The Sabres are making progress
It has been a bleak few years — OK, a bleak decade — for the Buffalo Sabres, who have missed the playoffs seven straight seasons, but they’re stirring. After starting a trip of three games in four days with a loss at San Jose, they bounced back to dominate the Kings in a 5-1 win Saturday and followed that with a resilient 4-2 victory over the Ducks at Anaheim on Sunday. The Sabres fell behind 2-0 early in the second period Sunday but felt they’d been playing well and resisted the temptation to change their game, believing they’d eventually be rewarded. They were. “We knew that we were controlling the play. We had the edge,” forward Kyle Okposo said. “We just kept going.”

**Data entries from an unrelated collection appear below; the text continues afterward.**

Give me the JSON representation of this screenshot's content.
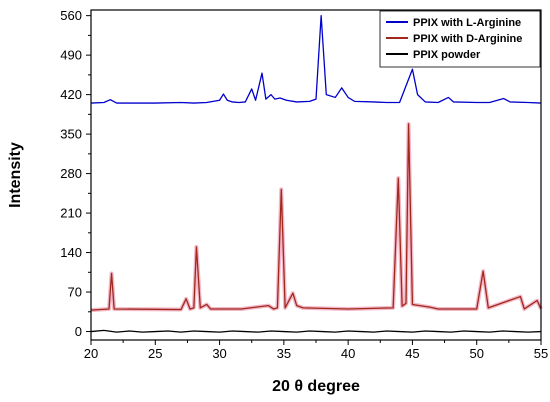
{
  "chart_data": {
    "type": "line",
    "xlabel": "20 θ degree",
    "ylabel": "Intensity",
    "xlim": [
      20,
      55
    ],
    "ylim": [
      -15,
      570
    ],
    "xticks": [
      20,
      25,
      30,
      35,
      40,
      45,
      50,
      55
    ],
    "yticks": [
      0,
      70,
      140,
      210,
      280,
      350,
      420,
      490,
      560
    ],
    "legend_position": "top-right",
    "grid": false,
    "series": [
      {
        "name": "PPIX with L-Arginine",
        "color": "#0000cc",
        "baseline": 405,
        "points": [
          [
            20,
            405
          ],
          [
            21,
            406
          ],
          [
            21.5,
            411
          ],
          [
            22,
            405
          ],
          [
            25,
            405
          ],
          [
            27,
            406
          ],
          [
            28,
            405
          ],
          [
            29,
            406
          ],
          [
            30,
            410
          ],
          [
            30.3,
            421
          ],
          [
            30.6,
            410
          ],
          [
            31,
            407
          ],
          [
            31.5,
            406
          ],
          [
            32,
            407
          ],
          [
            32.5,
            430
          ],
          [
            32.8,
            410
          ],
          [
            33.3,
            458
          ],
          [
            33.6,
            412
          ],
          [
            34,
            420
          ],
          [
            34.3,
            412
          ],
          [
            34.7,
            414
          ],
          [
            35.2,
            410
          ],
          [
            36,
            407
          ],
          [
            37,
            408
          ],
          [
            37.5,
            412
          ],
          [
            37.9,
            560
          ],
          [
            38.3,
            420
          ],
          [
            39,
            415
          ],
          [
            39.5,
            432
          ],
          [
            40,
            415
          ],
          [
            40.5,
            408
          ],
          [
            42,
            407
          ],
          [
            43,
            406
          ],
          [
            44,
            406
          ],
          [
            45,
            465
          ],
          [
            45.4,
            420
          ],
          [
            46,
            407
          ],
          [
            47,
            406
          ],
          [
            47.8,
            415
          ],
          [
            48.2,
            407
          ],
          [
            50,
            406
          ],
          [
            51,
            406
          ],
          [
            52.1,
            413
          ],
          [
            52.6,
            407
          ],
          [
            54,
            406
          ],
          [
            55,
            405
          ]
        ]
      },
      {
        "name": "PPIX with D-Arginine",
        "color": "#a0281c",
        "baseline": 38,
        "points": [
          [
            20,
            38
          ],
          [
            21.4,
            40
          ],
          [
            21.6,
            103
          ],
          [
            21.8,
            40
          ],
          [
            27,
            39
          ],
          [
            27.4,
            58
          ],
          [
            27.7,
            40
          ],
          [
            28,
            42
          ],
          [
            28.2,
            150
          ],
          [
            28.5,
            42
          ],
          [
            29,
            48
          ],
          [
            29.3,
            40
          ],
          [
            31.7,
            40
          ],
          [
            33.8,
            46
          ],
          [
            34.2,
            40
          ],
          [
            34.5,
            42
          ],
          [
            34.8,
            252
          ],
          [
            35.1,
            42
          ],
          [
            35.7,
            68
          ],
          [
            36,
            46
          ],
          [
            36.5,
            42
          ],
          [
            40,
            40
          ],
          [
            43.5,
            42
          ],
          [
            43.9,
            272
          ],
          [
            44.2,
            45
          ],
          [
            44.5,
            50
          ],
          [
            44.7,
            368
          ],
          [
            45,
            48
          ],
          [
            46.4,
            43
          ],
          [
            47,
            40
          ],
          [
            50,
            40
          ],
          [
            50.5,
            107
          ],
          [
            50.9,
            42
          ],
          [
            53.4,
            62
          ],
          [
            53.7,
            40
          ],
          [
            54.7,
            55
          ],
          [
            55,
            40
          ]
        ]
      },
      {
        "name": "PPIX powder",
        "color": "#000000",
        "baseline": 0,
        "points": [
          [
            20,
            0
          ],
          [
            21,
            2
          ],
          [
            22,
            -1
          ],
          [
            23,
            1
          ],
          [
            24,
            -1
          ],
          [
            25,
            0
          ],
          [
            26,
            1
          ],
          [
            27,
            -1
          ],
          [
            28,
            1
          ],
          [
            29,
            0
          ],
          [
            30,
            -1
          ],
          [
            31,
            1
          ],
          [
            32,
            0
          ],
          [
            33,
            -1
          ],
          [
            34,
            1
          ],
          [
            35,
            0
          ],
          [
            36,
            -1
          ],
          [
            37,
            1
          ],
          [
            38,
            0
          ],
          [
            39,
            -1
          ],
          [
            40,
            1
          ],
          [
            41,
            0
          ],
          [
            42,
            -1
          ],
          [
            43,
            1
          ],
          [
            44,
            0
          ],
          [
            45,
            -1
          ],
          [
            46,
            1
          ],
          [
            47,
            0
          ],
          [
            48,
            -1
          ],
          [
            49,
            1
          ],
          [
            50,
            0
          ],
          [
            51,
            -1
          ],
          [
            52,
            1
          ],
          [
            53,
            0
          ],
          [
            54,
            -1
          ],
          [
            55,
            0
          ]
        ]
      }
    ]
  }
}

The Golden Knights are shining again
After reaching the Stanley Cup Final in their first season, it figured that the Vegas Golden Knights had nowhere to go but down. And when they won only one of their first five games this season, their feel-good story appeared to be over. But as they proved during their remarkable debut season, they have the depth, speed, goaltending and pride to succeed. They’ve built a three-game winning streak by shutting out Philadelphia and allowing one goal each to Buffalo and to the Ducks, getting contributions from fourth-liners and top-tier players in much the same way they did last season. In addition, the Golden Knights (4-4-0) took another step to keep their young core together by signing winger Alex Tuch to a seven-year extension worth $33.25 million. Other teams have tried to replicate their speed and roll-four-lines strategy but Vegas is still doing it well.